Mit dem Versenkbohrer mit integriertem Distanzstück werden unter Zuhilfenahme des
C-Sizers die 3,9 mm tiefen Bohrungen (1,4 mm Durchmesser) für die Halteschrauben
ausgeführt (vgl. [Abb. 3] rechts). Nun wird das Implantat
in die Periosttasche geschoben und der Aktor in die Kavität eingesetzt ([Abb. 4]). Das flexible Verbindungsstück zwischen Gehäuse
und Schwinger kann vorsichtig in die endgültige Position gebogen werden. Mit 2
Osteosyntheseschrauben (Länge 6 mm, Durchmesser 2 mm) wird das Implantat beidseitig
fixiert ([Abb. 5]). Im Set befindet sich weiterhin eine
Rescue-Schraube mit einem Durchmesser von 2,4 mm, um einen sicheren Halt des
Implantats zu gewährleisten, sofern die übliche Knochenschraube in dem Bohrloch
nicht greifen sollte. Zunächst werden die Schrauben händisch locker eingedreht und
anschließend mit dem Drehmomentschlüssel auf ca. 10–20 Ncm angezogen ([Abb. 6]). Hierdurch wird eine ausreichend kraftschlüssige
Fixierung des Implantats erreicht. Nach 3-schichtigem Wundverschluss (Naht des
Fisch-Lappens, Subkutan- und Hautnaht) sowie Anlage eines Kompressionsverbands ist
der Eingriff beendet. Das postoperative Prozedere umfasst eine bereits perioperativ
begonnene Breitbandantibiose, die für weitere 4 Tage fortgeführt wird, tägliche
Verbandswechsel, insbesondere mit Kontrolle einer etwaigen Serombildung über dem
Implantatgehäuse, Entlassung i. d. R. am 2. oder 3. postoperativen Tag sowie
Fädenentfernung am 7.–10. postoperativen Tag. Nach einer ca. 4-wöchigen
Einheilungsphase kann der externe Prozessor erstmalig aufgesetzt und durch einen in
das System eingewiesenen Audiologen in einem mehrstufigen Anpassungsprozess
eingestellt werden.
Abb. 4 Einsetzen des Implantats in die Periosttasche. Das Verbindungsstück
zwischen Gehäuse und Schwinger wird anschließend vorsichtig zurechtgebogen.

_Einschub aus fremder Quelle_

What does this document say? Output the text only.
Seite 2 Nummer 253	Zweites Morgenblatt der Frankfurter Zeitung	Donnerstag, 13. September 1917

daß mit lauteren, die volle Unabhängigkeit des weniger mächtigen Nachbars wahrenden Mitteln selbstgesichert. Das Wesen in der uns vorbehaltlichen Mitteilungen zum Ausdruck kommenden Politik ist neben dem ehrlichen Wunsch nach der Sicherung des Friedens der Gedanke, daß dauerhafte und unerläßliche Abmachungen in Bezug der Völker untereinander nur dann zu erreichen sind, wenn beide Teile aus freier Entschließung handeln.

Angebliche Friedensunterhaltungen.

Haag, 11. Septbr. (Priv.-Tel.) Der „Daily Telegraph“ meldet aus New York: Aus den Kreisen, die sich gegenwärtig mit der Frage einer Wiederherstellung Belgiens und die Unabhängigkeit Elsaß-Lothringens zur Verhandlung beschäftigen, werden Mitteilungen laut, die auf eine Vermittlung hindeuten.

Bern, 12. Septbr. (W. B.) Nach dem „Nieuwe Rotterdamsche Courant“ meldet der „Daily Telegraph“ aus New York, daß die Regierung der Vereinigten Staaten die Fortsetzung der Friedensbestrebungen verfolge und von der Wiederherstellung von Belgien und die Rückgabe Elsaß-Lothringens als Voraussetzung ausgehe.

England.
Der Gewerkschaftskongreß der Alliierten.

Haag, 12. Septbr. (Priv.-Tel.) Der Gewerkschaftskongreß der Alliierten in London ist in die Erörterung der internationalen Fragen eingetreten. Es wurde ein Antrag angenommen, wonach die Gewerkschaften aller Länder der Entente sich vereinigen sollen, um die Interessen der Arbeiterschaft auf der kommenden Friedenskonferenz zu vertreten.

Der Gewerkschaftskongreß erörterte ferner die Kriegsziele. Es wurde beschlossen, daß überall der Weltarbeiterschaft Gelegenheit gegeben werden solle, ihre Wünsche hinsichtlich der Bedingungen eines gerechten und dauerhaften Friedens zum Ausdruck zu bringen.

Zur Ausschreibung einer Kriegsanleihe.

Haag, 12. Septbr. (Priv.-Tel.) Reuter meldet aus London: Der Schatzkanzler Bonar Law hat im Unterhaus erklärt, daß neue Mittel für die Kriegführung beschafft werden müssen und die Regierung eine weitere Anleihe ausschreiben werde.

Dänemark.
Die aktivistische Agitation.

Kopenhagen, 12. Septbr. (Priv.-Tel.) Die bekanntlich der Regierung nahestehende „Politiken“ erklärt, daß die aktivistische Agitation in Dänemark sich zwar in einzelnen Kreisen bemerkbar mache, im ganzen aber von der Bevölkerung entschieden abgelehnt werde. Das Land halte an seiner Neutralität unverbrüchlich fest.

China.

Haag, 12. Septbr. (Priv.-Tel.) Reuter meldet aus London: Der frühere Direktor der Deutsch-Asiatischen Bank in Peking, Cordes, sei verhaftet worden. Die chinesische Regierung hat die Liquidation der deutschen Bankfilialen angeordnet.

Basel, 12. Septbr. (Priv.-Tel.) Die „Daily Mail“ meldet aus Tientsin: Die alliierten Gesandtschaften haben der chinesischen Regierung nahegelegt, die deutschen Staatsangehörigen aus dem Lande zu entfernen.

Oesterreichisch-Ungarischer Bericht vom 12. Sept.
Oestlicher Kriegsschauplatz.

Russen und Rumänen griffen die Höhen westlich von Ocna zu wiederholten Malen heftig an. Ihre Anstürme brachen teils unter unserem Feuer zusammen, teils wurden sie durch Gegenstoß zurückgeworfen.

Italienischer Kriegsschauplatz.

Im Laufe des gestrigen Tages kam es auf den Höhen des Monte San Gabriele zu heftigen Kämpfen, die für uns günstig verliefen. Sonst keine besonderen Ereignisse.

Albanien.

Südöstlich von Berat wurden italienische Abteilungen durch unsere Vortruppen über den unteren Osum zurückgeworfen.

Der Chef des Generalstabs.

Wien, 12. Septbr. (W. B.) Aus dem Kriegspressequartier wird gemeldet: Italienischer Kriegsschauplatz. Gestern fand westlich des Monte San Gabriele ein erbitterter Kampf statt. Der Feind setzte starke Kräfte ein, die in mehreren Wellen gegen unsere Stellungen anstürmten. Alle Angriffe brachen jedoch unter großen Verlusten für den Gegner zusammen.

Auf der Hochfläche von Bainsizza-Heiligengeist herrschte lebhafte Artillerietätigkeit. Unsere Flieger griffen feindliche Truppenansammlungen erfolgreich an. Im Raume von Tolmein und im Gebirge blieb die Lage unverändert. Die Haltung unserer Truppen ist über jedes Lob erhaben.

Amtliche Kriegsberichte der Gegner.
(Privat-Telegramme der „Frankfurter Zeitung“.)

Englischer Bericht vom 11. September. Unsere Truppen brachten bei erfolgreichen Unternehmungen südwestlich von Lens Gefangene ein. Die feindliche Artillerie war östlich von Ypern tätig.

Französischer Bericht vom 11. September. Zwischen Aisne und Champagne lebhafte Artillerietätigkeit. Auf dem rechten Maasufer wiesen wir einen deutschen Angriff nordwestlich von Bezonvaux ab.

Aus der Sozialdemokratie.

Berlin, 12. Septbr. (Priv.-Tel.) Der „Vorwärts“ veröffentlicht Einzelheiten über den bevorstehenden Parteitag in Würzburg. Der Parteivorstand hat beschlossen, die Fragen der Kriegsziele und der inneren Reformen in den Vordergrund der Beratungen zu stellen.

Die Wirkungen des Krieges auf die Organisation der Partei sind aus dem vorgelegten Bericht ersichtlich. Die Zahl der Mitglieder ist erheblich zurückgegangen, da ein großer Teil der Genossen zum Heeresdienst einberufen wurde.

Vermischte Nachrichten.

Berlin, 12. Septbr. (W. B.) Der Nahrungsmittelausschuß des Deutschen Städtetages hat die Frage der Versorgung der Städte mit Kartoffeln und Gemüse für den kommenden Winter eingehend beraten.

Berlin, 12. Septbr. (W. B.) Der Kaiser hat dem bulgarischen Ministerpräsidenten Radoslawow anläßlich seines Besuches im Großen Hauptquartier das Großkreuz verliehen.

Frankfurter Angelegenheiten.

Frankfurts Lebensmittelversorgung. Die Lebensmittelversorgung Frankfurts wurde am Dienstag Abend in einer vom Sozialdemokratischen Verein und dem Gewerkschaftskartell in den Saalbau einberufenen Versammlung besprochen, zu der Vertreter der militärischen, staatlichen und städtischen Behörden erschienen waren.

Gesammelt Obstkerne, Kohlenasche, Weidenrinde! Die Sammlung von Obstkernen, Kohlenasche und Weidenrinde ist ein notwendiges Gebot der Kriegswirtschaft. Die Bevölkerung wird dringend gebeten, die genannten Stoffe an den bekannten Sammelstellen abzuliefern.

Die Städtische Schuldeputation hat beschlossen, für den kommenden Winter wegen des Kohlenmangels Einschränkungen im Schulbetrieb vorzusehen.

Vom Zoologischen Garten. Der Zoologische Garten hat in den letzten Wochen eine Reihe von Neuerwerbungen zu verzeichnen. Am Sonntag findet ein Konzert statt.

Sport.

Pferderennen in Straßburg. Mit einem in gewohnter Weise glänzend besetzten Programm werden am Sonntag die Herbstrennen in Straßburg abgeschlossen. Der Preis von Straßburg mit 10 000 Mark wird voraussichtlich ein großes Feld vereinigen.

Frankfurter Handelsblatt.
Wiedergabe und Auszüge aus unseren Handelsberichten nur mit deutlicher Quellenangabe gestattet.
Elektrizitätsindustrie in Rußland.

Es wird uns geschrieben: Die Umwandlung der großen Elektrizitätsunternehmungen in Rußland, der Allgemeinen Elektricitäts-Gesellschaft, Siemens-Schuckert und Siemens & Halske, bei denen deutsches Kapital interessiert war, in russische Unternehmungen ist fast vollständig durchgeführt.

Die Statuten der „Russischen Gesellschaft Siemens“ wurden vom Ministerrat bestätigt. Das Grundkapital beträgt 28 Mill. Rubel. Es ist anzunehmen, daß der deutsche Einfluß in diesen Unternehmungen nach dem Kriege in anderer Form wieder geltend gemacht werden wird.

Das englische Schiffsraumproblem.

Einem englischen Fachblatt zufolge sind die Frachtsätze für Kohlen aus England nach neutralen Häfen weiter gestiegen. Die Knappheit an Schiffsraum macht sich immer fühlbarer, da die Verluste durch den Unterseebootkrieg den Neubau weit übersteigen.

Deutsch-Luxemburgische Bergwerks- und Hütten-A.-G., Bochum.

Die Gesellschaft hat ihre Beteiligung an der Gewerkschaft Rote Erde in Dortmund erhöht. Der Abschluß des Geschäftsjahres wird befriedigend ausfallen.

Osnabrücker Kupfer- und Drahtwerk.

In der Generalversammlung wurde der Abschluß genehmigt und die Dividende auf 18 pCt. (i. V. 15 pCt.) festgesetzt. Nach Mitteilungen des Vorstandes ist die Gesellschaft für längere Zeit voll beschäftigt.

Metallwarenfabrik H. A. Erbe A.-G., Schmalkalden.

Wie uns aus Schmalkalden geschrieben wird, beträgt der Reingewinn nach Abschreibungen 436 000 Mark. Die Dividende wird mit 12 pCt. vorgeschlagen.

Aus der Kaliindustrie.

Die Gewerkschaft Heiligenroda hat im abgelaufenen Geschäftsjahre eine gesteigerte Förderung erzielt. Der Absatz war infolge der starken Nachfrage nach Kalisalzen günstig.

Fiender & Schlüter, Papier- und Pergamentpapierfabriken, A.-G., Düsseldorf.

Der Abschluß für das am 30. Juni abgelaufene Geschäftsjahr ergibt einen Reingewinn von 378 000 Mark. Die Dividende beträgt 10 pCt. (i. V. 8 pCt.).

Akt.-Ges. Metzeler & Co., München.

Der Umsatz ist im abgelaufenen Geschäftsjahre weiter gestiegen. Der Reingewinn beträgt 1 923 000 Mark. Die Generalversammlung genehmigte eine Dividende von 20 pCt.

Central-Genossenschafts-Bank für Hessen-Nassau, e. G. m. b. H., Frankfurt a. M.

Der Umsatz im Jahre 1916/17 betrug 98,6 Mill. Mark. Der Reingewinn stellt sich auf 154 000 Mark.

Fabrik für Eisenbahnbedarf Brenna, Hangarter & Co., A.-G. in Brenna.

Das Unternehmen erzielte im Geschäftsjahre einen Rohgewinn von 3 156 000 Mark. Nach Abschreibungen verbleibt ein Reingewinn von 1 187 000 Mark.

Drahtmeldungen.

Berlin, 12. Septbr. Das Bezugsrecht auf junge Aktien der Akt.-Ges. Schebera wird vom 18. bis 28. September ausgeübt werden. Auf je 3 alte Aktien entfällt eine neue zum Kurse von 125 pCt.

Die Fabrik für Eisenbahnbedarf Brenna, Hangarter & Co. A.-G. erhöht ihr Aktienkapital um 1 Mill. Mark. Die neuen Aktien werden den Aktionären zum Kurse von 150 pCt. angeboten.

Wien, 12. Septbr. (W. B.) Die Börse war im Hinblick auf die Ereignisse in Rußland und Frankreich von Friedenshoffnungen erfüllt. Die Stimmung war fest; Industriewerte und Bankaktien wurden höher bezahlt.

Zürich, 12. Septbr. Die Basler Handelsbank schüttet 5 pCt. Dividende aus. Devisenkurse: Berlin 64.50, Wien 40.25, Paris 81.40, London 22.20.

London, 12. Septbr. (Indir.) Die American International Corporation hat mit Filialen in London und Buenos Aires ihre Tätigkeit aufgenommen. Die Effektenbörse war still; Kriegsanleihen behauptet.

Abb. 5 Nach Platzierung des Transducers in die Kavität Befestigung
mithilfe der 2 Titanschrauben, die zunächst per Hand locker angezogen
werden.
Abb. 6 Abschließend Vollendung der kraftschlüssigen Verbindung zwischen
Implantat und Knochen durch Festziehen der Schrauben auf 10–20 Ncm.
Schlussfolgerung
Das Bonebridge-Implantat ist eine wertvolle Ergänzung des bestehenden Repertoires
implantierbarer Hörsysteme. Es kombiniert das physiologische Prinzip der
Knochenleitung mit dem bewährten Konzept der transkutanen Signaltransduktion
zwischen einem vollimplantierten Stimulator und einem äußerlich getragenen
Prozessor. Die Erfahrungen der in unserer Klinik bislang versorgten 9 Patienten
sowie die ersten publizierten Case Reports sind durchweg positiv; es sind derzeit
keine Komplikationen bekannt [7], [8], [9].